Driverless AI does not perform any type of down sampling unless the dataset is big. What is considered big is dependent on your accuracy setting and the statistical_threshold_data_size_large parameter in the config.toml or in the Expert Settings. You can see if the data will be sampled by viewing the Experiment Preview when you set up the experiment. In the experiment preview below, I can see that my data was sampled down to 5 million rows.

Experiment settings summary

If Driverless AI decides to sample the data based on these settings and the data size, then Driverless AI will perform the following types of sampling:

  • Random sampling for regression problems and binary problems that are not considered imbalanced

  • Stratified sampling for multi-class problems

  • Imbalanced sampling for binary problems where the data is considered imbalanced

    • By default, imbalanced is defined as when the majority class is 5 times more common than the minority class. (This is also configurable.)

With imbalanced sampling, there are two approaches:

  • Undersampling of the majority class
  • Quantile imbalanced sampling

Quantile imbalanced sampling is not turned on by default but you can enable it in the Expert Settings. Quantile imbalanced sampling takes all of the minority class records and takes only a sample of the majority class.

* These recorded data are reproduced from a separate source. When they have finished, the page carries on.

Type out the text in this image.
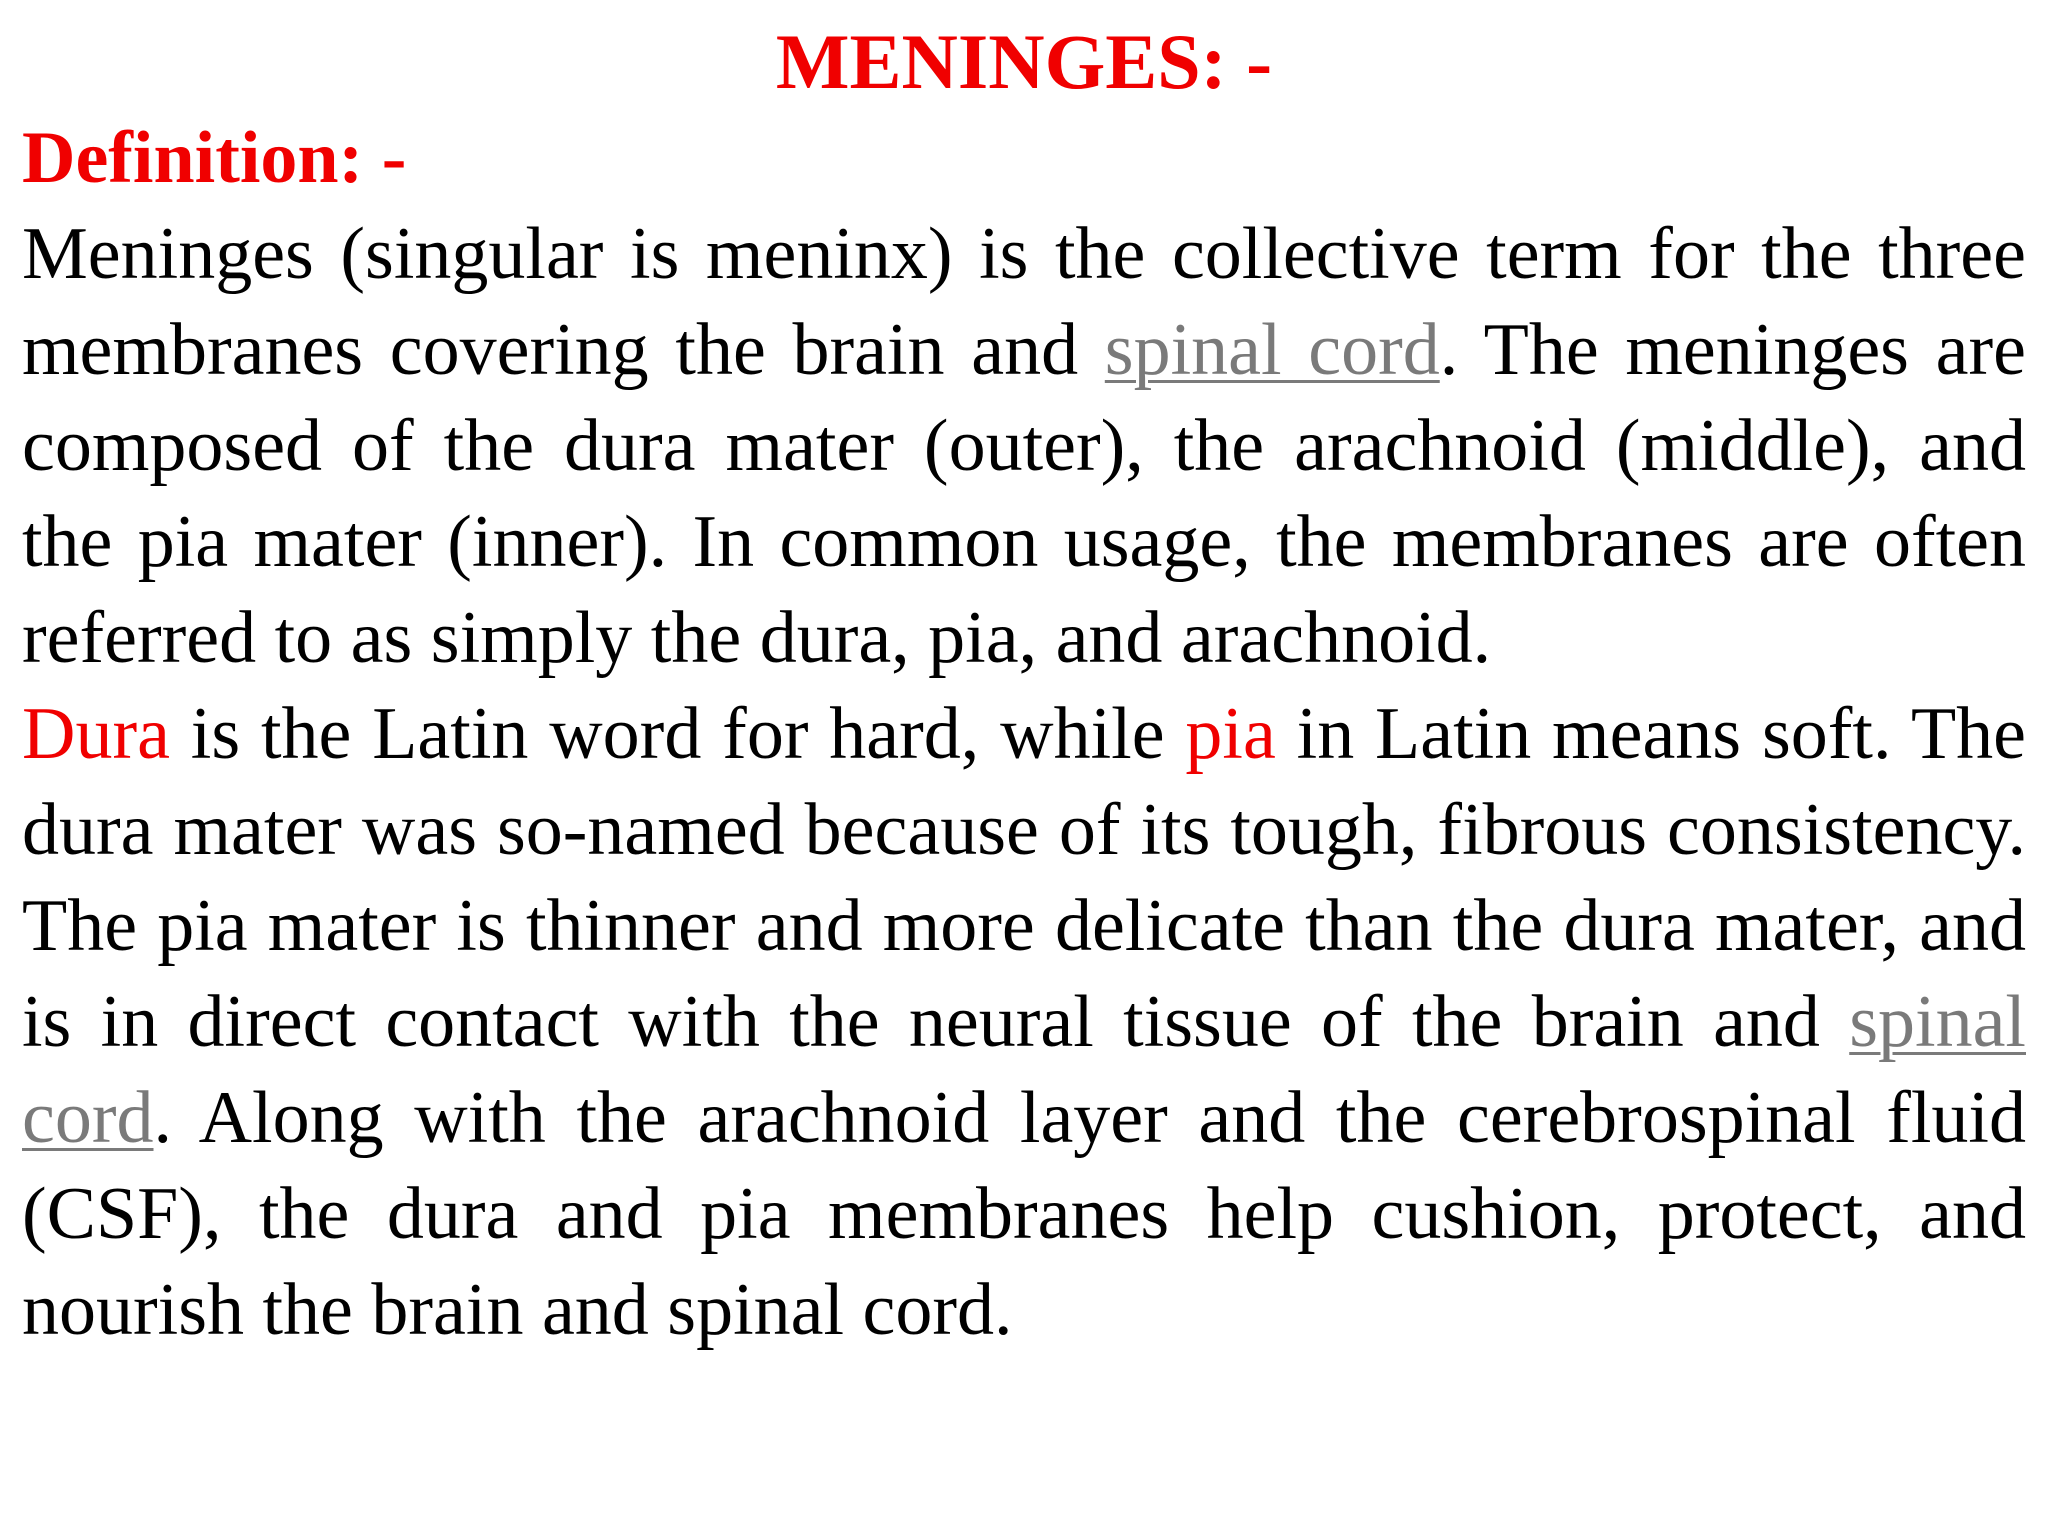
MENINGES: -
Definition: -

Meninges (singular is meninx) is the collective term for the three membranes covering the brain and spinal cord. The meninges are composed of the dura mater (outer), the arachnoid (middle), and the pia mater (inner). In common usage, the membranes are often referred to as simply the dura, pia, and arachnoid.

Dura is the Latin word for hard, while pia in Latin means soft. The dura mater was so-named because of its tough, fibrous consistency. The pia mater is thinner and more delicate than the dura mater, and is in direct contact with the neural tissue of the brain and spinal cord. Along with the arachnoid layer and the cerebrospinal fluid (CSF), the dura and pia membranes help cushion, protect, and nourish the brain and spinal cord.
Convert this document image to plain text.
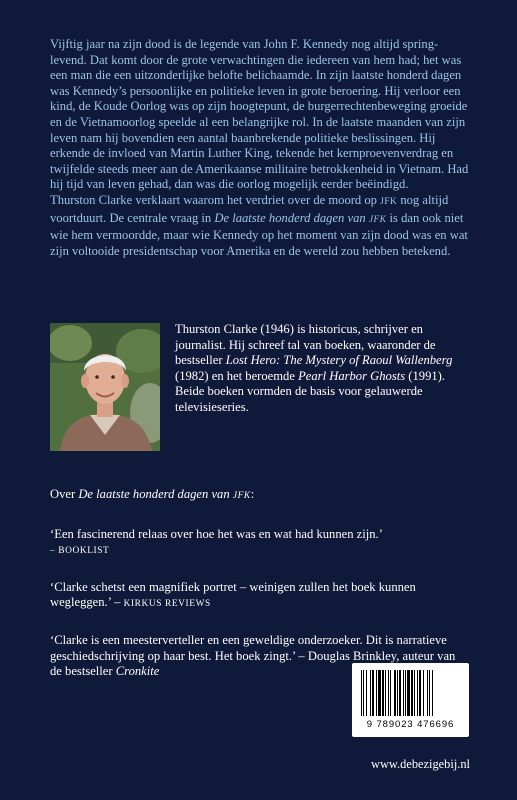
Vijftig jaar na zijn dood is de legende van John F. Kennedy nog altijd springlevend. Dat komt door de grote verwachtingen die iedereen van hem had; het was een man die een uitzonderlijke belofte belichaamde. In zijn laatste honderd dagen was Kennedy’s persoonlijke en politieke leven in grote beroering. Hij verloor een kind, de Koude Oorlog was op zijn hoogtepunt, de burgerrechtenbeweging groeide en de Vietnamoorlog speelde al een belangrijke rol. In de laatste maanden van zijn leven nam hij bovendien een aantal baanbrekende politieke beslissingen. Hij erkende de invloed van Martin Luther King, tekende het kernproevenverdrag en twijfelde steeds meer aan de Amerikaanse militaire betrokkenheid in Vietnam. Had hij tijd van leven gehad, dan was die oorlog mogelijk eerder beëindigd.

Thurston Clarke verklaart waarom het verdriet over de moord op JFK nog altijd voortduurt. De centrale vraag in De laatste honderd dagen van JFK is dan ook niet wie hem vermoordde, maar wie Kennedy op het moment van zijn dood was en wat zijn voltooide presidentschap voor Amerika en de wereld zou hebben betekend.

Thurston Clarke (1946) is historicus, schrijver en journalist. Hij schreef tal van boeken, waaronder de bestseller Lost Hero: The Mystery of Raoul Wallenberg (1982) en het beroemde Pearl Harbor Ghosts (1991). Beide boeken vormden de basis voor gelauwerde televisieseries.

Over De laatste honderd dagen van JFK:

‘Een fascinerend relaas over hoe het was en wat had kunnen zijn.’
– BOOKLIST

‘Clarke schetst een magnifiek portret – weinigen zullen het boek kunnen wegleggen.’ – KIRKUS REVIEWS

‘Clarke is een meesterverteller en een geweldige onderzoeker. Dit is narratieve geschiedschrijving op haar best. Het boek zingt.’ – Douglas Brinkley, auteur van de bestseller Cronkite

9 789023 476696
www.debezigebij.nl
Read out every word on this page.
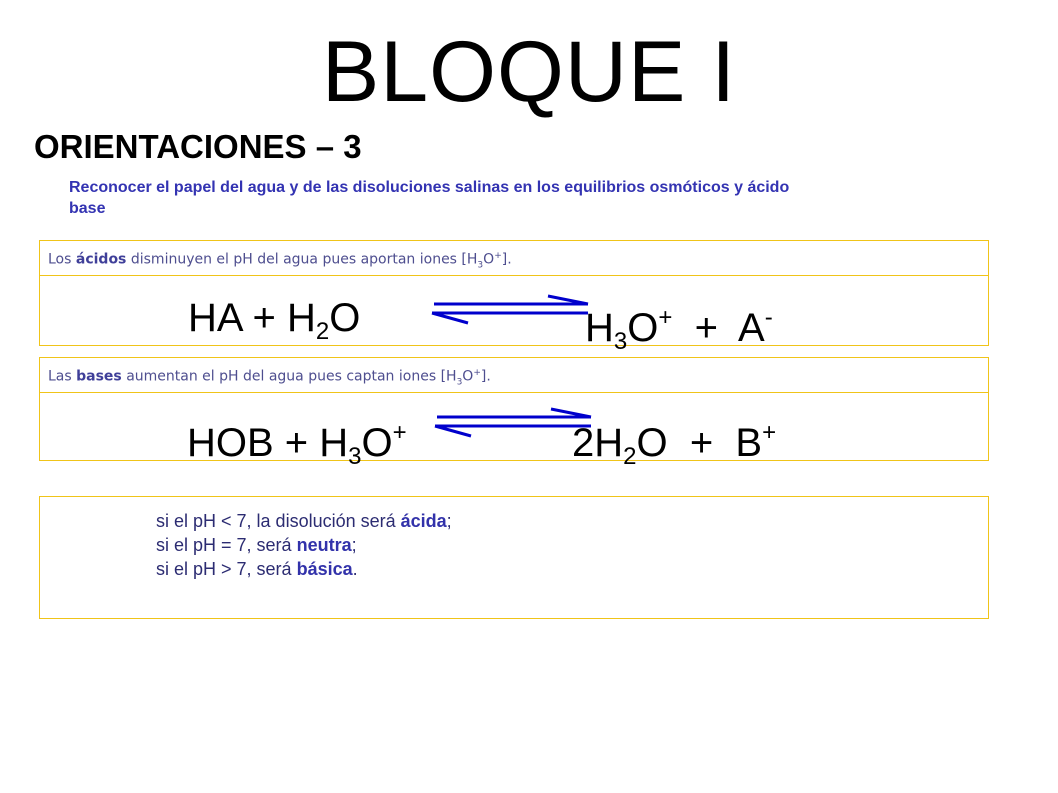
BLOQUE I
ORIENTACIONES – 3
Reconocer el papel del agua y de las disoluciones salinas en los equilibrios osmóticos y ácido base
Los ácidos disminuyen el pH del agua pues aportan iones $[H_3O^+]$.
HA + $H_2O$	$H_3O^+ + A^-$
Las bases aumentan el pH del agua pues captan iones $[H_3O^+]$.
HOB + $H_3O^+$	$2H_2O + B^+$
si el pH < 7, la disolución será ácida;
si el pH = 7, será neutra;
si el pH > 7, será básica.
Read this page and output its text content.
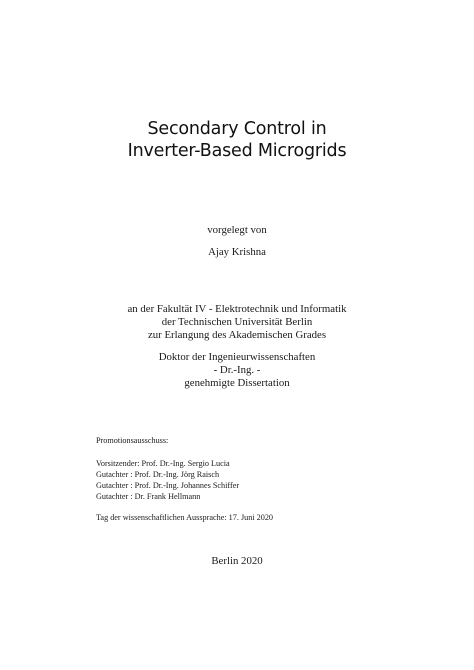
Secondary Control in
Inverter-Based Microgrids
vorgelegt von
Ajay Krishna
an der Fakultät IV - Elektrotechnik und Informatik
der Technischen Universität Berlin
zur Erlangung des Akademischen Grades
Doktor der Ingenieurwissenschaften
- Dr.-Ing. -
genehmigte Dissertation
Promotionsausschuss:
Vorsitzender: Prof. Dr.-Ing. Sergio Lucia
Gutachter : Prof. Dr.-Ing. Jörg Raisch
Gutachter : Prof. Dr.-Ing. Johannes Schiffer
Gutachter : Dr. Frank Hellmann
Tag der wissenschaftlichen Aussprache: 17. Juni 2020
Berlin 2020
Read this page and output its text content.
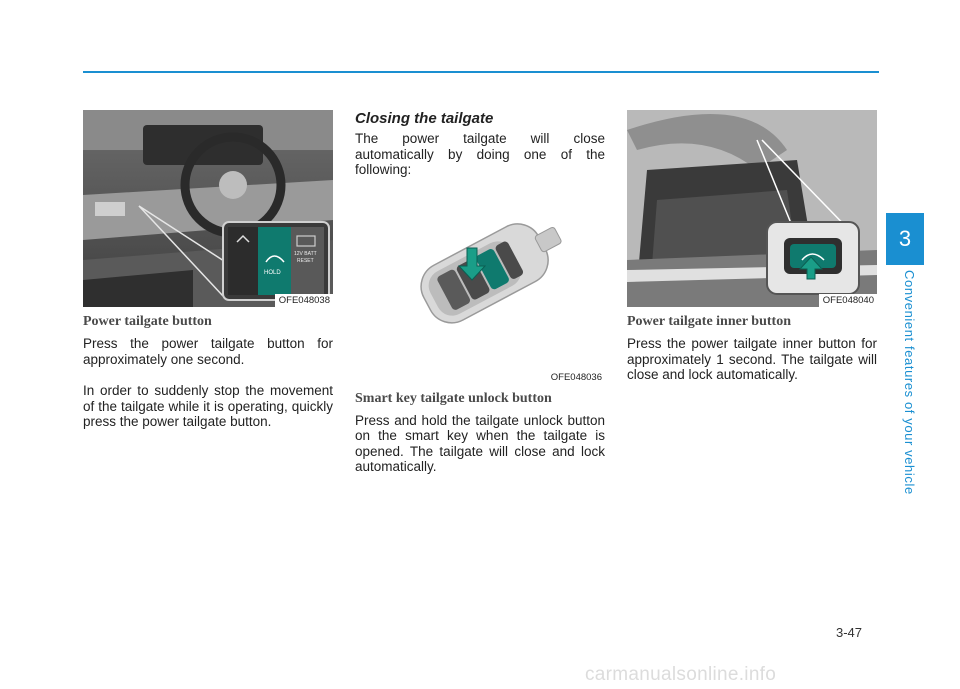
HOLD
12V BATT
RESET
OFE048038
Power tailgate button

Press the power tailgate button for approximately one second.

In order to suddenly stop the movement of the tailgate while it is operating, quickly press the power tailgate button.

Closing the tailgate

The power tailgate will close automatically by doing one of the following:

OFE048036
Smart key tailgate unlock button

Press and hold the tailgate unlock button on the smart key when the tailgate is opened. The tailgate will close and lock automatically.

OFE048040
Power tailgate inner button

Press the power tailgate inner button for approximately 1 second. The tailgate will close and lock automatically.

3
Convenient features of your vehicle
3-47
carmanualsonline.info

The steps for Quantile Imbalanced Sampling are shown below:

  1. Train a preliminary model on a subset of data to predict the target column.
  2. Assign each record in the data a probability.
  3. Bin the probabilities into deciles for the records from the majority class.
  4. Sample the records from the majority class from each decile bin. This will ensure that the distribution of the predicted probability from the sample majority class is smooth.

Generally, we do not want to perform data sampling unless the dataset is really large. We have found that imbalanced sampling does not necessarily improve the results. You can always use the weight column if you want the majority class to be weighted more heavily in the model and your dataset is not large.